Le vers L'étymologie du mot vers est instructive. En latin, versus (du verbe vertere, "tourner") désigne le sillon du laboureur, la ligne d'écriture et le vers. Le vers est ce qui structure le flux du discours par un retour répété au point de départ; il ajoute une articulation supplémentaire à la langue ordinaire (la prose). Le vers libre La forme la plus élémentaire du vers est donc le vers libre, qui suffit à créer une segmentation de l'énoncé qui ne soit pas celle qui est imposée par la syntaxe de l'énoncé lui-même. Cette "versification minimum" est celle qu'utilise Apollinaire lorsqu'il reprend un récit fantastique en prose (l'Obituaire, 1907) en le découpant par des retours à la ligne ("la Maison des morts", Alcools, 1913). Mais le vers libre est historiquement la forme la plus récente du vers (il date de la fin du XIXe siècle). Le vers rythmique et métrique La versification traditionnelle (celle qui concerne les vers réguliers) multiplie quant à elle les marques de la segmentation poétique. Elle en codifie les formes en exploitant les ressources de la langue qu'elle utilise. C'est pourquoi les langues qui utilisent un accent tonique pour conditionner le sens du mot utiliseront le vers rythmique (également dit "accentuel"), qui est déterminé par le retour des syllabes accentuées. Cette versification est celle de la poésie germanique, par exemple. En revanche, dans les langues non accentuées, où c'est la longueur des syllabes qui importe et donne sens, on utilise le vers métrique (dit aussi quantitatif, ou mesuré), composé de séquences rythmées par la succession des brèves et des longues et appelées pieds.
On distingue différents types de pieds : le dactyle, l'iambe, le spondée, l'anapeste, le tribaque et le trochée. C'est la versification de l'Antiquité, par exemple : la poésie épique d'Homère et celle de Virgile utilisent le vers de six pieds (l'hexamètre). Les types de vers et leur arrangement peuvent définir formellement un genre. Le vers syllabique est une sorte de vers métrique.

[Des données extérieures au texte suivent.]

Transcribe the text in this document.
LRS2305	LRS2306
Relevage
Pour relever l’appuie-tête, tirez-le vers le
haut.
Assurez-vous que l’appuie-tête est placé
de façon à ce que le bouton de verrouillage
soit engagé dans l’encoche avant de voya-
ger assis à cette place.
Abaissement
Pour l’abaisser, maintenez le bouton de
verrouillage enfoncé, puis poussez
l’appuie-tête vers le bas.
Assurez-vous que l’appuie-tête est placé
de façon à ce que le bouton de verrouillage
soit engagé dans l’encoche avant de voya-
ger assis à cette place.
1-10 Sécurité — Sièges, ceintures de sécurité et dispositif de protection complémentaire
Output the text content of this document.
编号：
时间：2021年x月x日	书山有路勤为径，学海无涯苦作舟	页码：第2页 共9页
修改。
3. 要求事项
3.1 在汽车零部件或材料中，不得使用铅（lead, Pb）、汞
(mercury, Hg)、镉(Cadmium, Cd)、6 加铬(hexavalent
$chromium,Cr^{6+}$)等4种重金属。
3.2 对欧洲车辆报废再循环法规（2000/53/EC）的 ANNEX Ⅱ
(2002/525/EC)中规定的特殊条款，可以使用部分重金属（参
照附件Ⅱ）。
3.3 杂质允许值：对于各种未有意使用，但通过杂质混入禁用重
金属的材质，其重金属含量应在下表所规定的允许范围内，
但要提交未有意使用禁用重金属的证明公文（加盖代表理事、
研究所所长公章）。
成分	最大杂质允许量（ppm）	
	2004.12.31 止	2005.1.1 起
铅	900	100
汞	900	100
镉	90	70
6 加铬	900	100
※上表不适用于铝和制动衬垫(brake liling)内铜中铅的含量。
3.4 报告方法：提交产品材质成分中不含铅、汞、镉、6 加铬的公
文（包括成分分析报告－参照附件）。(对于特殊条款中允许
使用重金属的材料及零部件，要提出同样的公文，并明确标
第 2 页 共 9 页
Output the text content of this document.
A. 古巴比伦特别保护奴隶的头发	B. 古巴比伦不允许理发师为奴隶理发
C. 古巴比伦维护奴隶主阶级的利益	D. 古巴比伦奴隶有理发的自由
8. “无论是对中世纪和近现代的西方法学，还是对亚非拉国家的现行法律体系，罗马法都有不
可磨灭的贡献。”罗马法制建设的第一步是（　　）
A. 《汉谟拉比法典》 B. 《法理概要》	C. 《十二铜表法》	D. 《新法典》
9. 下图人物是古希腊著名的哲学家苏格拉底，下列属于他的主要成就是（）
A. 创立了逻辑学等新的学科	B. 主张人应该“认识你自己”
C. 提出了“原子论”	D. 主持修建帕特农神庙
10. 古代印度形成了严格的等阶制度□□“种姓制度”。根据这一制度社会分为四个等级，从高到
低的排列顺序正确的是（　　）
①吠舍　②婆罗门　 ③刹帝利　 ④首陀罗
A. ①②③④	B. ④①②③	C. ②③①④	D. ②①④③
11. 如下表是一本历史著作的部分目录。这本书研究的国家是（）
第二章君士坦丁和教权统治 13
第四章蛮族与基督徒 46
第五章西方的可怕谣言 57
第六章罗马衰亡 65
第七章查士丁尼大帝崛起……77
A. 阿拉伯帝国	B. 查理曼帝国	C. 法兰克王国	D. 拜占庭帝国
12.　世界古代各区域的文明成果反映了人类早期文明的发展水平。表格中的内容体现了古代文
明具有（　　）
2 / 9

Le vers français est un vers syllabique, car c'est le compte des syllabes qui en fixe le rythme.
Au lieu du terme "pied" en usage dans la poésie métrique, on emploie de préférence celui de "syllabe" en poésie française. Le terme de pied ne serait pourtant pas tout à fait faux, car il est évident que le mot de syllabe en poésie versifiée n'a plus le sens qu'il a dans la prose. | | Le compte des syllabes et le e muet La principale différence entre la syllabe du langage ordinaire et celle du vers régulier tient au statut du e muet. Le e muet est un son qui a disparu au cours de l'évolution du français et dans le langage courant il ne reste prononcé que lorsqu'il suit deux consonnes et qu'il en précède une autre en même temps (loi des trois consonnes). La diction poétique ne suit pas cette règle. Ainsi le vers suivant ne se prononce-t-il pas en dix, mais en douze syllabes :
Et les Muses de moi, comme étranges s'enfuient (du Bellay).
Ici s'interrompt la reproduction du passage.